The outcomes were no surprise, as Mr. Zuckerberg holds majority voting power and, therefore, has the vote that matters most. In a question-and-answer session after the meeting, questions largely centered on Facebook’s product plans. Mr. Zuckerberg won a standing ovation when he said he plans to run Facebook for a very long time.

In April, Facebook proposed creating a new class of nonvoting shares that would cement Mr. Zuckerberg’s control over the company. The new Class C shares will have the same economic rights as other shares but wouldn’t have voting rights, allowing Facebook to distribute them to employees and through acquisitions without diluting Mr. Zuckerberg’s control. Google parent Alphabet Inc. made a similar move in 2014.

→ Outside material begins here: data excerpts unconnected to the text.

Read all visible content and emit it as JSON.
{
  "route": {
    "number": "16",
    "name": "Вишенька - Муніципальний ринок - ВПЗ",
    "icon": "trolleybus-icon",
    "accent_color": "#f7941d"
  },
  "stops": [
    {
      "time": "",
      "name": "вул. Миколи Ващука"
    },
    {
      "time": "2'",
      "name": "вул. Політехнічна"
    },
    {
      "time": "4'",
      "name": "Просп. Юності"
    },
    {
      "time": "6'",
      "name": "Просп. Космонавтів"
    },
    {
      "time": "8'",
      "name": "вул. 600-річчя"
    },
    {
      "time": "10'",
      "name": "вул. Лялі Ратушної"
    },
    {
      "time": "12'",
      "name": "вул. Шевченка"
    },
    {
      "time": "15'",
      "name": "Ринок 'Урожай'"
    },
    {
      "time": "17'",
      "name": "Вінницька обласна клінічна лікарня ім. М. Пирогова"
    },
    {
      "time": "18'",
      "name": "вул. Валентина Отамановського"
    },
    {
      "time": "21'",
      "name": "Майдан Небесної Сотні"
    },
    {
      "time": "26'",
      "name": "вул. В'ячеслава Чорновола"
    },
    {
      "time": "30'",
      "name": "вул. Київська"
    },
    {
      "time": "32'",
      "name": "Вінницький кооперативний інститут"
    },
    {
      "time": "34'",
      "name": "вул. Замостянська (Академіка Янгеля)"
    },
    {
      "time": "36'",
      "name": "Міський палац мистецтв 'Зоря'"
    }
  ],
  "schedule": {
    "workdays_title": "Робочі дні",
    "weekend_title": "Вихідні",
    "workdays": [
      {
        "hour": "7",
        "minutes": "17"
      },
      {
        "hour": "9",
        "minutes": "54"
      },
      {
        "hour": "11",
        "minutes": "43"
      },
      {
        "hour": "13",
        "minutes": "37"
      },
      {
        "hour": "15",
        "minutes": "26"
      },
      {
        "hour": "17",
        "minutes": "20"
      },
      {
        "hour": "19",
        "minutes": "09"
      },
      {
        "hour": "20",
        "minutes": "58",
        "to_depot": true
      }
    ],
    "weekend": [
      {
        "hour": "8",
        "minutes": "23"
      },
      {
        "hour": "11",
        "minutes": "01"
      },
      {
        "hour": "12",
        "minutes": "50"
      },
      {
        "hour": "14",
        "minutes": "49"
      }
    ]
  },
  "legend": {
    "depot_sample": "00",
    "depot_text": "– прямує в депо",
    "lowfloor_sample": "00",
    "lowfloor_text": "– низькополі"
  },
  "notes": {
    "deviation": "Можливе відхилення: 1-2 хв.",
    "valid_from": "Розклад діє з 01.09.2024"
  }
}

The meeting did allow shareholders who want more of a say to voice concerns. Christine Jantz, chief investment officer for NorthStar Asset Management, spoke out against the plan to issue non-voting shares. In an interview after the meeting, she called the setup “a disturbing trend” that diminished the power of shareholders to provide input on a variety of issues, such as Mr. Thiel’s role on the board.

“There are two schools of thought here, those that want to wrest control from management” and those who are comfortable with the current setup, said James Richard Wohltmann, a 70-year-old investor who attended the meeting. “The lack of openness isn’t going to change, so you build that into the risk profile of the company.”

More than 100 shareholders were in the room at the Sofitel hotel in Redwood City, Calif. Only four of the eight directors attended: Mr. Zuckerberg, Ms. Sandberg, Susan Desmond-Hellmann, chief executive of the Gates Foundation, and Erskine Bowles, a former White House official and president emeritus of the University of North Carolina.

Mr. Thiel wasn’t there, nor was venture capitalist Marc Andreessen, WhatsApp founder and CEO Jan Koum and Netflix Inc. CEO Reed Hastings.